An American reader, Micah, writes:
Price elasticity for rides was always high (one reason why the taxi industry itself was so fragmented); implication: raising prices across the board will cost Uber lots of demand, and they must be careful to raise prices only in geographies or ride occasions where that elasticity is low. These geos/occasions are a small part of the overall demand structure that Uber serves.
This brings up another relative advantage of Airbnb: a car ride is for the most part a commodity whose main feature in the eyes of customers is price. Houses and apartments have lots of variable features. This is why Uber sets prices and Airbnb does not. Airbnb customers might pay up for something special, or go for the cheapest option. The company takes its fee (about 13 per cent, incidentally, less than half of what Uber clips from each ride) either way.
Darren, from South Africa, wondered if . . .
Another material difference . . . could come from the cost of acquiring and servicing the merchants (ie drivers/vehicles and properties). I imagine that the lifetime economic value of a driver/vehicle in the Uber network is much less than a property (and probably more inconsistent for Uber than Airbnb — cars need to be functioning, drivers decide driving activity levels etc).
This is another crucial point. One reason that Uber made large losses immediately following the pandemic is that a lot of drivers had left to do other things, and Uber had to offer incentives to get them to come back. Now they are doing less of that and the losses are getting smaller quite quickly. That, plus general discipline around costs, helps explain the Wall Street consensus expectation that the free cash flow after subtracting stock compensation at Uber will be $2.3bn in 2024, up from a $900mn cash loss last year.

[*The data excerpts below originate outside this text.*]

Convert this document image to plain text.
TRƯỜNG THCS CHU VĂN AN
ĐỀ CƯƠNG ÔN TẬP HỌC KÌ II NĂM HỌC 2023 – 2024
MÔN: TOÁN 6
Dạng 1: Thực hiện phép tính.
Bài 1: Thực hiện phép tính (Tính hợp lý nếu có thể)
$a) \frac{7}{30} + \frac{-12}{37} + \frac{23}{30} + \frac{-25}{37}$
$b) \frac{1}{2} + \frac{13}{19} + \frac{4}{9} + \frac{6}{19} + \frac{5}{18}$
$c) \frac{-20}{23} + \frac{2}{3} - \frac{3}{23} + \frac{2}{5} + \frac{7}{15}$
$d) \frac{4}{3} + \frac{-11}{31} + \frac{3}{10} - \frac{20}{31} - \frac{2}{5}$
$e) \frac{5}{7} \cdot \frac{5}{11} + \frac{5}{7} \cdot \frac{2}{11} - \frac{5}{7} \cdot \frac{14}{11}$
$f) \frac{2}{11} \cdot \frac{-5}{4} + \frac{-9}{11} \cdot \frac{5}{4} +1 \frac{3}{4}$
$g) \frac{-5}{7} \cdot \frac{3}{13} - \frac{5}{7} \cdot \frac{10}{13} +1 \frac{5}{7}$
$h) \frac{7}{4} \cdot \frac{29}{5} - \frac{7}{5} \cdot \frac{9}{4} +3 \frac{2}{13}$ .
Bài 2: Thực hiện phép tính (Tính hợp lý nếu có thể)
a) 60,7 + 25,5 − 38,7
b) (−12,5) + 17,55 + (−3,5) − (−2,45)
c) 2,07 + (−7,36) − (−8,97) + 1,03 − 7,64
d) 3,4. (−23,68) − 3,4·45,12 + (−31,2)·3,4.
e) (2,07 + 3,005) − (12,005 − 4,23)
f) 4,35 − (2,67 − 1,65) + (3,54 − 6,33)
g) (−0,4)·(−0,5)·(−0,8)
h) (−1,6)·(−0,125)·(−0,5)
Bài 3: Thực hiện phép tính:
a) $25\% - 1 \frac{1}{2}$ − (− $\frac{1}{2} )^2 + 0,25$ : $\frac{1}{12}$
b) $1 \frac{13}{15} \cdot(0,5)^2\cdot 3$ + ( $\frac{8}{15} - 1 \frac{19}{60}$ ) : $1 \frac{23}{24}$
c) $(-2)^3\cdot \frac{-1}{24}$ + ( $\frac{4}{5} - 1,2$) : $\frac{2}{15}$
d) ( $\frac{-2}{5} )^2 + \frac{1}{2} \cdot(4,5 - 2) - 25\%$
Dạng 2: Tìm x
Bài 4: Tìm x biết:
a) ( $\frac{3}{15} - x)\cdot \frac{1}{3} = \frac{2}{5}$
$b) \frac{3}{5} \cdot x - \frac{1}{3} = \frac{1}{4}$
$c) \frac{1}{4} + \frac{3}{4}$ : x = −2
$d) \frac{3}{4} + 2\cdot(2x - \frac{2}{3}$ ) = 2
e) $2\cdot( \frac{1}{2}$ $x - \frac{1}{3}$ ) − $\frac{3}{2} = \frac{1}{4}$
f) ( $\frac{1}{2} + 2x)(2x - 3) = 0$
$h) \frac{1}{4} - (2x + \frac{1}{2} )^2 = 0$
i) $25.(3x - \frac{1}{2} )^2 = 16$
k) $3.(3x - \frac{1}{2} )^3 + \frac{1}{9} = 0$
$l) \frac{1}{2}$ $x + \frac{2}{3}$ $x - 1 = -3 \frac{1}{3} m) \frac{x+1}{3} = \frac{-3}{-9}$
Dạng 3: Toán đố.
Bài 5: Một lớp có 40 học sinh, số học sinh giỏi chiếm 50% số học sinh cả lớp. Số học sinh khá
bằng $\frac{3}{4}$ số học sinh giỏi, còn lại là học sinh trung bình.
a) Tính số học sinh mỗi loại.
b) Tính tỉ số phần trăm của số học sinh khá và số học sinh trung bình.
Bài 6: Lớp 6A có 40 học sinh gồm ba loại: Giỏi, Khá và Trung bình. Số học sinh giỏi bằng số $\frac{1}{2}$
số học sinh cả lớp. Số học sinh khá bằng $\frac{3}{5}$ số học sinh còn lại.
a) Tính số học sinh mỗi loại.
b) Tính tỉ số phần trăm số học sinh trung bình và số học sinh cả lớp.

Consensus may be right that Uber is on the cusp of breaking though to profitability. But it is not a profitable company now, and Airbnb is. This makes it all the more interesting that of these two notably similar companies, Uber is valued much more highly — its enterprise value is $85bn to Airbnb’s $59bn, a gap that has opened up only in the past month or two. Tech investors still prefer profit growth to proven profitability, even as the economic cycle turns down and rates peak.
One bad read
Greg Becker, former chief executive of Silicon Valley Bank, testifies before the Senate Banking Committee today. Here is his prepared testimony. In it, he tries to spread the blame for the bank’s collapse on the Federal Reserve, for saying that rates would stay low and then raising them, and on social media, for “fuelling” a run on the bank. He takes a shot at the Financial Times, as well. But the ultimate cause of the failure of SVB, beyond any doubt, was that under Becker’s leadership the bank foolishly matched uninsured deposits to long-term, low-yielding assets in a way no other bank would dare attempt. This fact has been pointed out in dozens of articles, reports, charts, tables and infographics. Here is my favourite recent one, from The Economist:
Becker points out that he was not a member of SVB’s asset liability management committee. But in banking the fish rots from the head.